The Genetic Blueprint
The root cause of Pompe disease lies in mutations within the GAA gene, which provides the code for producing a specific digestive enzyme necessary for cellular metabolism. Mutations prevent the cell from producing a functional enzyme or significantly reduce its quantity. Over 560 different mutations have been identified, and the specific type inherited dictates how severely the enzyme’s function is impaired, directly influencing the disease’s presentation.
Enzyme Deficiency and Glycogen Storage
The protein encoded by the GAA gene is the enzyme acid alpha-glucosidase (acid maltase).

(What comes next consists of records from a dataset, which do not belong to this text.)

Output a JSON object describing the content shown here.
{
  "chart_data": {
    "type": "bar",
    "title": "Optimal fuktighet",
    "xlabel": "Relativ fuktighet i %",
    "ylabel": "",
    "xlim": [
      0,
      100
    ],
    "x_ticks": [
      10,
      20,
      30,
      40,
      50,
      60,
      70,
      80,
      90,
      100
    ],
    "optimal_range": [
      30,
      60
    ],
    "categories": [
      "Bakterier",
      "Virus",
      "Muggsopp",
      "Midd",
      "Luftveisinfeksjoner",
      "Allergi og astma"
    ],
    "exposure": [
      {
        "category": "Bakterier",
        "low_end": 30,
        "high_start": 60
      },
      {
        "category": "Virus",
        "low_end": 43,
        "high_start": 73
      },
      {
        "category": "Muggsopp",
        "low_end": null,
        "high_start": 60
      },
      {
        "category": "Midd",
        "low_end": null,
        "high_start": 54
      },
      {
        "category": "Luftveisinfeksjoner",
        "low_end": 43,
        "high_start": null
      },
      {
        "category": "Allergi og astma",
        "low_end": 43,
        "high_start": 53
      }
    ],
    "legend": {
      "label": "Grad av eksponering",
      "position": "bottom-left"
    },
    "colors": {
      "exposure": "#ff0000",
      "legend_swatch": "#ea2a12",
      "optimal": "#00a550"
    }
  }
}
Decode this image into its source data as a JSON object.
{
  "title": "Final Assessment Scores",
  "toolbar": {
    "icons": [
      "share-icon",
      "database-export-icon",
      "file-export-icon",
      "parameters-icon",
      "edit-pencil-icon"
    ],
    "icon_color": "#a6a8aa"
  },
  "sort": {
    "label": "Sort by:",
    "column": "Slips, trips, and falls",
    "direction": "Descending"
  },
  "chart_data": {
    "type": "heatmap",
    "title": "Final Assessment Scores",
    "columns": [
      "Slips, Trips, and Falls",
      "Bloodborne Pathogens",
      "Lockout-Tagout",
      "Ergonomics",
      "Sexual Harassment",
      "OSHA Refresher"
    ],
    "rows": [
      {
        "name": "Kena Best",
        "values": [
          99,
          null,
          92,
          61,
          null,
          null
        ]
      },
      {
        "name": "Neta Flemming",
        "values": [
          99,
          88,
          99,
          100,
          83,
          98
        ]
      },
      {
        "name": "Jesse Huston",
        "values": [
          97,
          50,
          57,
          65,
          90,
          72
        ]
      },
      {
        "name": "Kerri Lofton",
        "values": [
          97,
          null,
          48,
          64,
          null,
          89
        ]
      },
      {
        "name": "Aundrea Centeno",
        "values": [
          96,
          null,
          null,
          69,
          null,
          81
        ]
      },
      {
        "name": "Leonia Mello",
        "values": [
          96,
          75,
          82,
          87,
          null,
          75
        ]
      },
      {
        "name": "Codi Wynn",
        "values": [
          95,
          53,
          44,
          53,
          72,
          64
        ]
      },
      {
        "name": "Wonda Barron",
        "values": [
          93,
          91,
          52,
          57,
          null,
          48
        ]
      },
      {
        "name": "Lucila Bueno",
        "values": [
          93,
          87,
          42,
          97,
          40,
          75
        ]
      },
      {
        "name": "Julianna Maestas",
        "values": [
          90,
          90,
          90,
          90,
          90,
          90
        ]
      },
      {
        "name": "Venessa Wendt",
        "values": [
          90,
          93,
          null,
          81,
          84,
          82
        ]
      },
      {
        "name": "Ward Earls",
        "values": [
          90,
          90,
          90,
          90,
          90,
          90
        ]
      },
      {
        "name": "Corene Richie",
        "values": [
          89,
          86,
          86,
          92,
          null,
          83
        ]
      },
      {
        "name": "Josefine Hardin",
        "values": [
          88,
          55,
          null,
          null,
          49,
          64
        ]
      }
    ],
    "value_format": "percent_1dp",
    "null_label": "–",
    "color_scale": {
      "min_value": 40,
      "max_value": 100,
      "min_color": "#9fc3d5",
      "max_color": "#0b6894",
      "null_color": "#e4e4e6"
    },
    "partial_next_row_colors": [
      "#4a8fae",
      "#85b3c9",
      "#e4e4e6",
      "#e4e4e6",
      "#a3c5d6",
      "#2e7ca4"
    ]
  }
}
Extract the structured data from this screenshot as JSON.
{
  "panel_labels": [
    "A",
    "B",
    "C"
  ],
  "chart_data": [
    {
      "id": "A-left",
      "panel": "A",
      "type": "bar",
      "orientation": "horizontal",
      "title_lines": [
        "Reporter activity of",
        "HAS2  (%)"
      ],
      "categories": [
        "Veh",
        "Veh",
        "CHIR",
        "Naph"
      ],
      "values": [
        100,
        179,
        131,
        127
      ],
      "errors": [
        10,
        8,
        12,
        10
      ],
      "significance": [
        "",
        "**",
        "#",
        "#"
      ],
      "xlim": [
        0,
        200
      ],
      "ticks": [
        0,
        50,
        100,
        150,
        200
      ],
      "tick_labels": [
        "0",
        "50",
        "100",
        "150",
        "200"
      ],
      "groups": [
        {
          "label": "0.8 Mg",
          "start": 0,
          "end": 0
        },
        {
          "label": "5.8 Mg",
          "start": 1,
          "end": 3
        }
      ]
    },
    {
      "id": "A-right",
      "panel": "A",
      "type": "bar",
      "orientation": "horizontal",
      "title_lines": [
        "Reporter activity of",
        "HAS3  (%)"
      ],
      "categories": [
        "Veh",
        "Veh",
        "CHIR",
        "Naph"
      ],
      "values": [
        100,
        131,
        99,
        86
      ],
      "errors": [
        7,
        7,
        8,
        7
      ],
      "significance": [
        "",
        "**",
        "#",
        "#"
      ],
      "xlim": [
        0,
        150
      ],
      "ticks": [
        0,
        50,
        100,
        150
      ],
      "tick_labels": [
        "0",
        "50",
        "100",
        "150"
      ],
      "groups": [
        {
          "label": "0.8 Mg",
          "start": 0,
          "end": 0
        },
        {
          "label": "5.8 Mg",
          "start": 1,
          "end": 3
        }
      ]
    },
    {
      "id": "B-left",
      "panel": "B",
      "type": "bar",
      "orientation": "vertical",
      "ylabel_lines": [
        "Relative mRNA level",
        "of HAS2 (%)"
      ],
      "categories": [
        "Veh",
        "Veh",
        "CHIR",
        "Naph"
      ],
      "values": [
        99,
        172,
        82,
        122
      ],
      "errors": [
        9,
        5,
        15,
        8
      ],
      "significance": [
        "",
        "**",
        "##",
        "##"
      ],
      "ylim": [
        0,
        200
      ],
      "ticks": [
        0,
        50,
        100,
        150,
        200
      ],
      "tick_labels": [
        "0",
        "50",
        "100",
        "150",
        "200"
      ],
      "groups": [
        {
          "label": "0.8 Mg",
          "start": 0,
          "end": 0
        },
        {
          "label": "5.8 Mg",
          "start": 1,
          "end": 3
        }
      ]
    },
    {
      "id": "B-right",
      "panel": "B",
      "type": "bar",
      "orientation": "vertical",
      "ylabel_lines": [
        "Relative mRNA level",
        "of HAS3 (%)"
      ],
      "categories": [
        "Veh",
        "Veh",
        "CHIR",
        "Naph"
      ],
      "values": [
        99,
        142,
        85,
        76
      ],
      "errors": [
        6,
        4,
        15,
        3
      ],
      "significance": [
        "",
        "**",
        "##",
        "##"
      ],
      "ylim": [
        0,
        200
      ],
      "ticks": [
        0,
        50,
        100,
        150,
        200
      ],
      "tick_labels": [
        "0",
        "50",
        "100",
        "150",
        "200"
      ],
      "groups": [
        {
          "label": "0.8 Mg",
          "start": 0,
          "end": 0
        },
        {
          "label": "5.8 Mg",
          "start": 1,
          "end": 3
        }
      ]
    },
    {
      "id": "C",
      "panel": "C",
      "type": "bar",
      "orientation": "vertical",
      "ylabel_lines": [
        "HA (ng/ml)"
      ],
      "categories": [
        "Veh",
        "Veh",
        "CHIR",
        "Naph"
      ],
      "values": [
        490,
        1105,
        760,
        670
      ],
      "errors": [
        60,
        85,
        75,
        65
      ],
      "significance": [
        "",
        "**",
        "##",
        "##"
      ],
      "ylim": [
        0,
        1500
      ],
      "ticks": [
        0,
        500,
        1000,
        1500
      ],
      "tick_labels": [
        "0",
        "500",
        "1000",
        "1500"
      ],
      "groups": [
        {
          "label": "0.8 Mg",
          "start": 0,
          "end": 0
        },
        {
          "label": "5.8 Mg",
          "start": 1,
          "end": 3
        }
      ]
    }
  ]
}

This enzyme operates primarily inside the cell’s lysosomes, where its normal function is to break down glycogen, a complex sugar used for energy storage. Within the lysosome, the enzyme converts glycogen into glucose, which the cell uses for fuel.
When the GAA gene is mutated, the enzyme is either missing or unable to perform this breakdown effectively, leading to metabolic failure. Undigested glycogen begins to accumulate, causing the lysosomes to swell dramatically. This excessive buildup damages cells, especially in muscle tissue. The damage is most pronounced in the skeletal muscles and the cardiac muscle of the heart, resulting in the characteristic muscle weakness and organ dysfunction.
Autosomal Recessive Inheritance
Pompe disease follows an autosomal recessive pattern of inheritance, meaning a child must inherit two copies of the mutated GAA gene—one from each biological parent—to develop the condition. The parents are typically carriers, possessing one working copy and one mutated copy, but they do not exhibit symptoms themselves.
When two parents are carriers, there is a 25% chance with each pregnancy that the child will inherit both mutated copies and be affected by Pompe disease. There is a 50% chance the child will inherit one mutated copy and become a carrier, and a 25% chance the child will inherit two normal copies of the gene.
How Enzyme Activity Dictates Disease Severity
The clinical outcome of Pompe disease is directly correlated with the amount of functional acid alpha-glucosidase enzyme the body still produces. This residual enzyme activity is determined by the specific genetic mutations inherited. The disease is broadly classified into two main forms based on this relationship: Infantile-Onset and Late-Onset.
Infantile-Onset Pompe Disease
Infantile-Onset Pompe disease is the most severe form, occurring when there is a near-total or complete absence of the enzyme, defined as less than 1% of normal activity. This profound deficiency leads to rapid, widespread glycogen accumulation and severe symptoms, including hypertrophic cardiomyopathy and respiratory failure. Symptoms typically manifest within the first few months of life, and without treatment, infants rarely survive past their first year.
Late-Onset Pompe Disease
Conversely, Late-Onset Pompe disease results from some residual enzyme activity, often ranging from 2% to 40% of normal levels. This partial activity allows for some glycogen breakdown, which slows the rate of accumulation and disease progression. Symptoms, such as progressive muscle weakness and breathing difficulties, can appear anytime from late childhood to adulthood. The heart is often spared the severe damage seen in the infantile form.